Zanele Muholi
Somnyana Ngonyama

With the series Somnyama Ngonyama, I have decided to turn the camera on

myself. In contrast to my life-long project of documenting members of my black

LGBTI community in South Africa and beyond, one in which I normally have the

privilege of witnessing participants’ presentation of themselves according to their

own self-image, with this new work I have created portraits in which I am both

participant and image-maker.

Somnyama Ngonyama (meaning ‘Hail, the Dark Lioness’) is an unflinchingly

personal approach I have taken as a visual activist to confronting the politics of

race and pigment in the photographic archive. It is a statement of self-presentation

through portraiture.
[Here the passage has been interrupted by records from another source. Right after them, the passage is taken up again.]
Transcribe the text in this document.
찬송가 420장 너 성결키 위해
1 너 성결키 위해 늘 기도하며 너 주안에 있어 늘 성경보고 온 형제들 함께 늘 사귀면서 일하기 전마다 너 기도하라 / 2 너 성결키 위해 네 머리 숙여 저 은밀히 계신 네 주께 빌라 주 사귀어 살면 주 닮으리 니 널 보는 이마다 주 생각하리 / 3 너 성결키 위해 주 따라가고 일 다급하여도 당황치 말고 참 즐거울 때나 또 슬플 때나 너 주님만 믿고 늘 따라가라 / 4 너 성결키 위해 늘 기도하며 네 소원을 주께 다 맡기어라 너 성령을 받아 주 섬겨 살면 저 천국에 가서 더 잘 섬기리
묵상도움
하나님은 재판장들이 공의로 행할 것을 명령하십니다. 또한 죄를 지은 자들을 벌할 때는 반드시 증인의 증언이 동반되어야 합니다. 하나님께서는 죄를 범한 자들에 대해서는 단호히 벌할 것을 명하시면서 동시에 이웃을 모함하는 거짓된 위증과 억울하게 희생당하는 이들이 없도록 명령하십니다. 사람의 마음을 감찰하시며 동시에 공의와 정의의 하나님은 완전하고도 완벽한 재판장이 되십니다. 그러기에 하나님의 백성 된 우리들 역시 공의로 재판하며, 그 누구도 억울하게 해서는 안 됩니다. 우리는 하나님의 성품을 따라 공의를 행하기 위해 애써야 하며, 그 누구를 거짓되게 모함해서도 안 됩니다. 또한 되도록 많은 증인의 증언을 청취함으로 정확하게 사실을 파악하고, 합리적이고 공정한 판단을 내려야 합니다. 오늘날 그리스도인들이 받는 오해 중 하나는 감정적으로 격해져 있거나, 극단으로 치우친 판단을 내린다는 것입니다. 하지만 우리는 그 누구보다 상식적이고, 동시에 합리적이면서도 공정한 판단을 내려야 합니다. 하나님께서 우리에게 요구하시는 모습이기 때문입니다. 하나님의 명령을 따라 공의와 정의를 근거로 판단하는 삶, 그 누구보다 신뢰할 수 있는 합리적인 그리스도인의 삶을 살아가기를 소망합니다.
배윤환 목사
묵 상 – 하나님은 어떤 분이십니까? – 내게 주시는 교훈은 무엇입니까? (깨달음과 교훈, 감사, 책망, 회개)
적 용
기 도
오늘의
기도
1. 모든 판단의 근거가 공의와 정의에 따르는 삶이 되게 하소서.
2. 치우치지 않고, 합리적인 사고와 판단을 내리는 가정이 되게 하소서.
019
The entire series also relates to the concept of MaID (‘My

Identity’) or, read differently, ‘maid’, the quotidian and demeaning name given to all

subservient black women in South Africa.

Experimenting with different characters and archetypes, I have portrayed myself in

highly stylised fashion using the performative and expressive language of theatre.

The black face and its details become the focal point, forcing the viewer to question

their desire to gaze at images of my black figure.

The visual variety depicted in the series references the histories of black and white

fashion photography and of black and white portraiture. Each and every photo

captured in this series is a commentary on a specific event in South Africa’s

political history, from the advent of the mining industry, to the fame or infamy of the

‘Black Madonna’, to the recent massacre of miners at Marikana; from family to

society and back again.

By exaggerating the darkness of my skin tone, I’m reclaiming my blackness, which

I feel is continuously performed by the privileged other. My reality is that I do not

mimic being black; it is my skin, and the experience of being black is deeply

entrenched in me. Just like our ancestors, we live as black people 365 days a year,

and we should speak without fear. As Audre Lorde so eloquently put it in her poem,

‘A Litany for Survival’:

and when we speak we are afraid

our words will not be heard

nor welcomed

but when we are silent

we are still afraid

So it is better to speak

remembering

we were never meant to survive

— Audre Lorde, The Black Unicorn: Poems

One of the realities that I face as a South African visual activist is being forced to

make a living outside this country. For a project to be well executed I have to live

on the road where most of the work in this series was produced – dashing from

New York to Florence to Nottingham, then to Oslo and Liverpool, back home for a

week in Johannesburg, and then off to Ann Arbor, Detroit and New York – as was

the case over the past three months. This shuttling around sometimes make me

feel disoriented, disconnected and almost homeless. The culturally dominant

images of black women start to infiltrate my soul and function as a constant

reminder that such images still inform how black women are perceived here and

now. One way that I deal with this exoticised self/other is to exorcise those images

through my photography.

These self-portraits have been captured in different continents: America, Africa and

Europe; in the cities of Amsterdam, Charlottesville, Oslo, Umbria, Syracuse, New

York, Malmo, Gothenburg, Johannesburg, Paris, Durban, London, Mayotte,

Florence and Gaborone. My aim is to mark memories and connections I made with

those places and through my interactions with people there. I created materials

and used found objects that expressed my moods. All the materials utilised in the

portraits have their own primary functions. I focused on senses such as hands

touching and eyes penetrating (unsettling eye contact) while producing the work.

In Somnyama Ngonyama, I have embarked on a discomforting self-defining

journey, rethinking the culture of the selfie, self-representation and self-expression.

I have investigated how photographers can question and deal with the body as

material or mix it with objects to further aestheticise black personhood. My abiding

concern is, can photographers look at themselves and question who they are in

society and the position/s that they hold, and maintain these roles thereafter?